Junge Menschen müssen heute auf eine Arbeitswelt vorbereitet werden, die wir noch nicht kennen. Viele Auswirkungen von KI sind unklar, doch es gibt einige Hinweise
Reinhard Kleindl
Geistige Arbeit ist aktuell stärker davon bedroht, durch KI übernommen zu werden. Geschickte Hände können von Computern – bisher– nicht ersetzt werden.
Auch schnelllebige Zeiten erfordern langfristige Entscheidungen. Wer Eichenwälder pflanzt, die Jahrhunderte bis zur Erntereife brauchen, oder wer Kinder erzieht, muss Weichen für eine Zukunft stellen, die er oder sie noch nicht kennt.
Aktuell befinden wir uns in einem technologischen Wandel, dem viele das Potenzial einer neuen industriellen Revolution bescheinigen – zehnmal größer und schneller als die letzte industrielle Revolution, wenn es nach Google-Deepmind-Gründer und Chemienobelpreisträger Demis Hassabis geht. Industrielle Revolutionen gingen in der Vergangenheit mit starken Umwälzungen auf dem Arbeitsmarkt einher, wenn auch letztlich die Zahl der Jobs insgesamt trotz wiederholter Befürchtungen nicht sank.
Disruptiver
Diesmal könnte das anders sein. Der auf KI spezialisierte Ethiker Peter G. Kirchschläger von der Schweizer Universität Luzern ließ im STANDARD-Interview mit der Aussage aufhorchen, wonach von heutigen Schulkindern 50 bis 70 Prozent künftig keine Arbeit haben würden. Er identifiziert zahlreiche Unterschiede zu früheren gesellschaftlichen Disruptionen und argumentiert, dass das Ziel der aktuellen KI-Entwicklung sei, Menschen nicht zu unterstützen, sondern zu ersetzen.

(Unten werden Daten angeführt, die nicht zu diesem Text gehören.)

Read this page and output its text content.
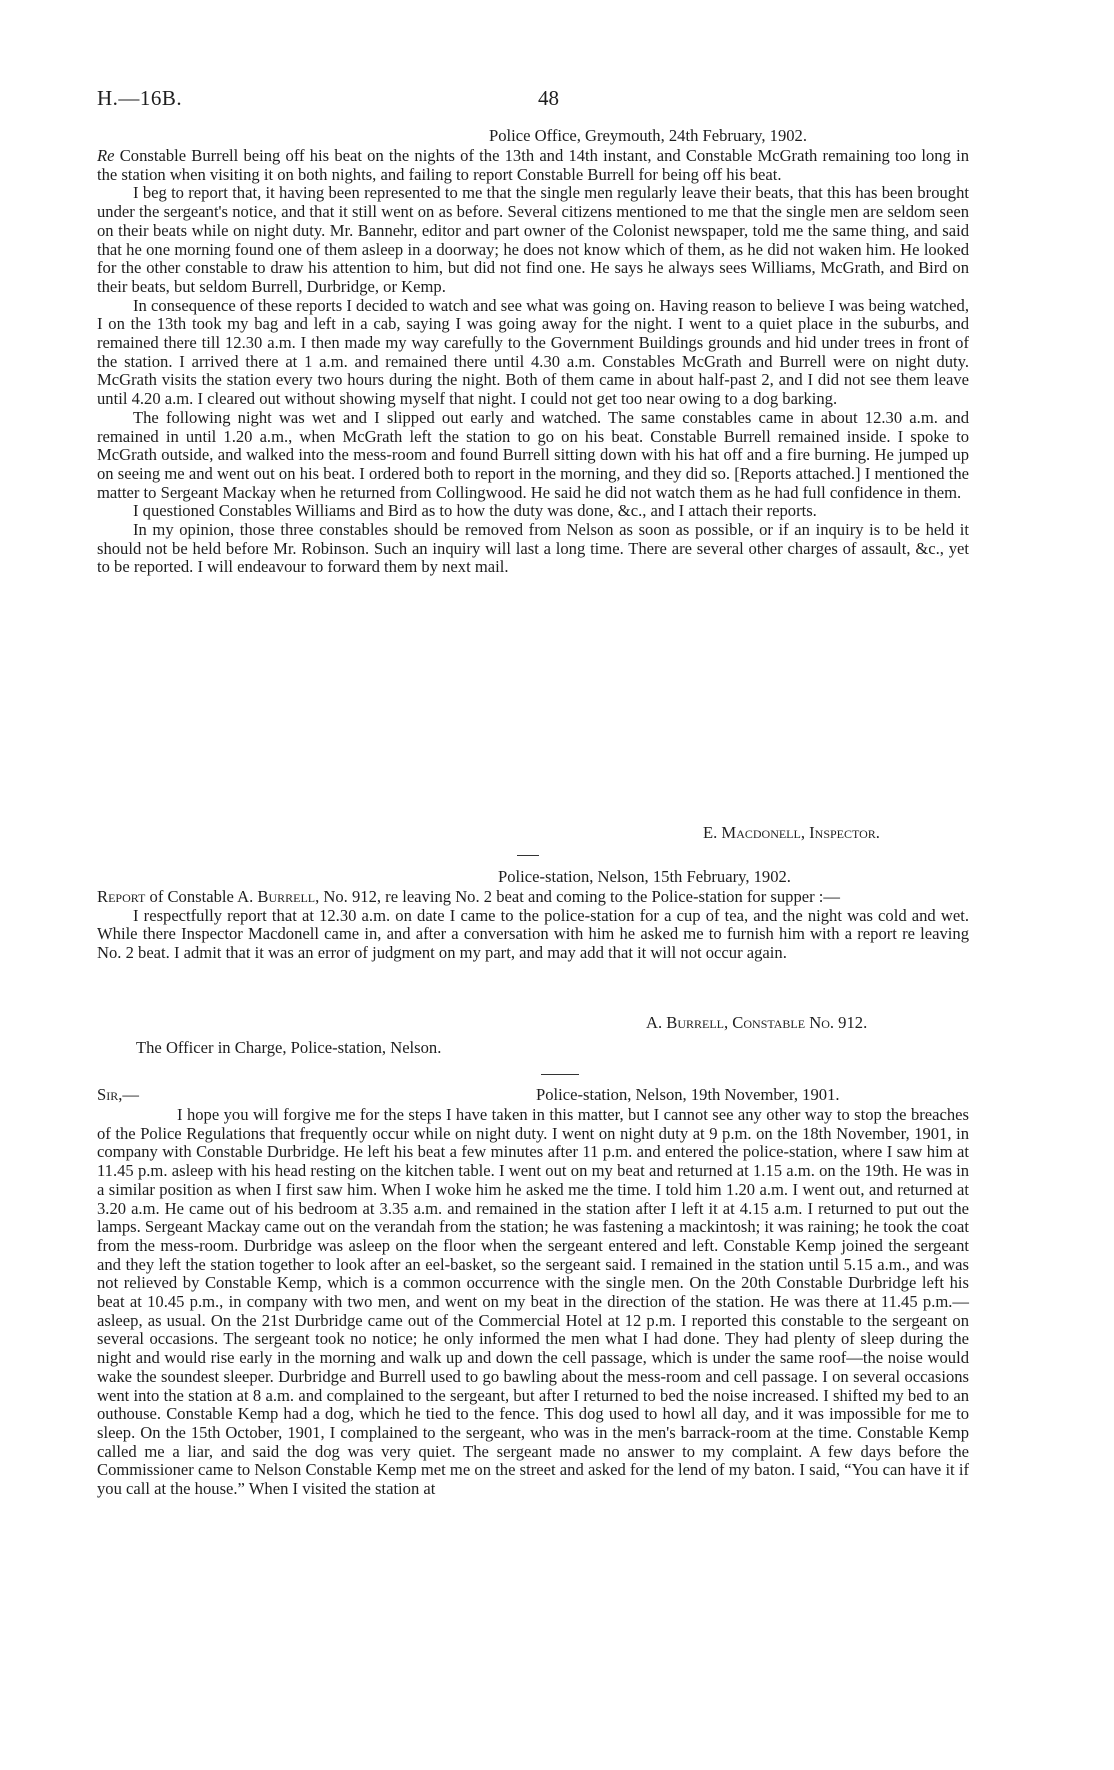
H.—16B.	48
Police Office, Greymouth, 24th February, 1902.

Re Constable Burrell being off his beat on the nights of the 13th and 14th instant, and Constable McGrath remaining too long in the station when visiting it on both nights, and failing to report Constable Burrell for being off his beat.

I beg to report that, it having been represented to me that the single men regularly leave their beats, that this has been brought under the sergeant's notice, and that it still went on as before. Several citizens mentioned to me that the single men are seldom seen on their beats while on night duty. Mr. Bannehr, editor and part owner of the Colonist newspaper, told me the same thing, and said that he one morning found one of them asleep in a doorway; he does not know which of them, as he did not waken him. He looked for the other constable to draw his attention to him, but did not find one. He says he always sees Williams, McGrath, and Bird on their beats, but seldom Burrell, Durbridge, or Kemp.

In consequence of these reports I decided to watch and see what was going on. Having reason to believe I was being watched, I on the 13th took my bag and left in a cab, saying I was going away for the night. I went to a quiet place in the suburbs, and remained there till 12.30 a.m. I then made my way carefully to the Government Buildings grounds and hid under trees in front of the station. I arrived there at 1 a.m. and remained there until 4.30 a.m. Constables McGrath and Burrell were on night duty. McGrath visits the station every two hours during the night. Both of them came in about half-past 2, and I did not see them leave until 4.20 a.m. I cleared out without showing myself that night. I could not get too near owing to a dog barking.

The following night was wet and I slipped out early and watched. The same constables came in about 12.30 a.m. and remained in until 1.20 a.m., when McGrath left the station to go on his beat. Constable Burrell remained inside. I spoke to McGrath outside, and walked into the mess-room and found Burrell sitting down with his hat off and a fire burning. He jumped up on seeing me and went out on his beat. I ordered both to report in the morning, and they did so. [Reports attached.] I mentioned the matter to Sergeant Mackay when he returned from Collingwood. He said he did not watch them as he had full confidence in them.

I questioned Constables Williams and Bird as to how the duty was done, &c., and I attach their reports.

In my opinion, those three constables should be removed from Nelson as soon as possible, or if an inquiry is to be held it should not be held before Mr. Robinson. Such an inquiry will last a long time. There are several other charges of assault, &c., yet to be reported. I will endeavour to forward them by next mail.

E. Macdonell, Inspector.
Police-station, Nelson, 15th February, 1902.

Report of Constable A. Burrell, No. 912, re leaving No. 2 beat and coming to the Police-station for supper :—

I respectfully report that at 12.30 a.m. on date I came to the police-station for a cup of tea, and the night was cold and wet. While there Inspector Macdonell came in, and after a conversation with him he asked me to furnish him with a report re leaving No. 2 beat. I admit that it was an error of judgment on my part, and may add that it will not occur again.

A. Burrell, Constable No. 912.
The Officer in Charge, Police-station, Nelson.
Sir,—	Police-station, Nelson, 19th November, 1901.

I hope you will forgive me for the steps I have taken in this matter, but I cannot see any other way to stop the breaches of the Police Regulations that frequently occur while on night duty. I went on night duty at 9 p.m. on the 18th November, 1901, in company with Constable Durbridge. He left his beat a few minutes after 11 p.m. and entered the police-station, where I saw him at 11.45 p.m. asleep with his head resting on the kitchen table. I went out on my beat and returned at 1.15 a.m. on the 19th. He was in a similar position as when I first saw him. When I woke him he asked me the time. I told him 1.20 a.m. I went out, and returned at 3.20 a.m. He came out of his bedroom at 3.35 a.m. and remained in the station after I left it at 4.15 a.m. I returned to put out the lamps. Sergeant Mackay came out on the verandah from the station; he was fastening a mackintosh; it was raining; he took the coat from the mess-room. Durbridge was asleep on the floor when the sergeant entered and left. Constable Kemp joined the sergeant and they left the station together to look after an eel-basket, so the sergeant said. I remained in the station until 5.15 a.m., and was not relieved by Constable Kemp, which is a common occurrence with the single men. On the 20th Constable Durbridge left his beat at 10.45 p.m., in company with two men, and went on my beat in the direction of the station. He was there at 11.45 p.m.—asleep, as usual. On the 21st Durbridge came out of the Commercial Hotel at 12 p.m. I reported this constable to the sergeant on several occasions. The sergeant took no notice; he only informed the men what I had done. They had plenty of sleep during the night and would rise early in the morning and walk up and down the cell passage, which is under the same roof—the noise would wake the soundest sleeper. Durbridge and Burrell used to go bawling about the mess-room and cell passage. I on several occasions went into the station at 8 a.m. and complained to the sergeant, but after I returned to bed the noise increased. I shifted my bed to an outhouse. Constable Kemp had a dog, which he tied to the fence. This dog used to howl all day, and it was impossible for me to sleep. On the 15th October, 1901, I complained to the sergeant, who was in the men's barrack-room at the time. Constable Kemp called me a liar, and said the dog was very quiet. The sergeant made no answer to my complaint. A few days before the Commissioner came to Nelson Constable Kemp met me on the street and asked for the lend of my baton. I said, “You can have it if you call at the house.” When I visited the station at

Auch die Ökonomin und Sozialforscherin Ljubica Nedelkoska, die in Wien am Complexity Science Hub forscht, sieht deutliche Unterschiede zu Technologiesprüngen der Vergangenheit. "Sehr wenige Aufgabenbereiche sind (...) nicht in Reichweite dieser Technologie", sagte sie dem STANDARD . Noch sei unklar, wo überhaupt die Grenzen liegen. Wir würden den Arbeitsmarkt in 40 Jahren wohl nicht wiedererkennen. Sogar Papst Leo XIV. machte schon kurz nach seiner Wahl auf die kommenden sozialen Verwerfungen durch KI aufmerksam und widmete seine erste Enzyklika dem Thema.
Geistige Arbeit
Dass bestimmte Jobs wegfallen werden, ist mittlerweile unbestritten. Doch welche Jobs haben Zukunft? Wer eine KI wie Vibe fragt, erfährt durchaus Überraschendes: Dort steht Softwareentwicklung ganz oben auf der Liste der exponiertesten Berufsgruppen. Tatsächlich wird bereits heute überraschend viel Code KI-generiert – in den USA etwa 30 Prozent . Auffällig ist aber, dass erfahrene Programmiererinnen und Programmierer höhere Effizienzsteigerungen erzielen als unerfahrene.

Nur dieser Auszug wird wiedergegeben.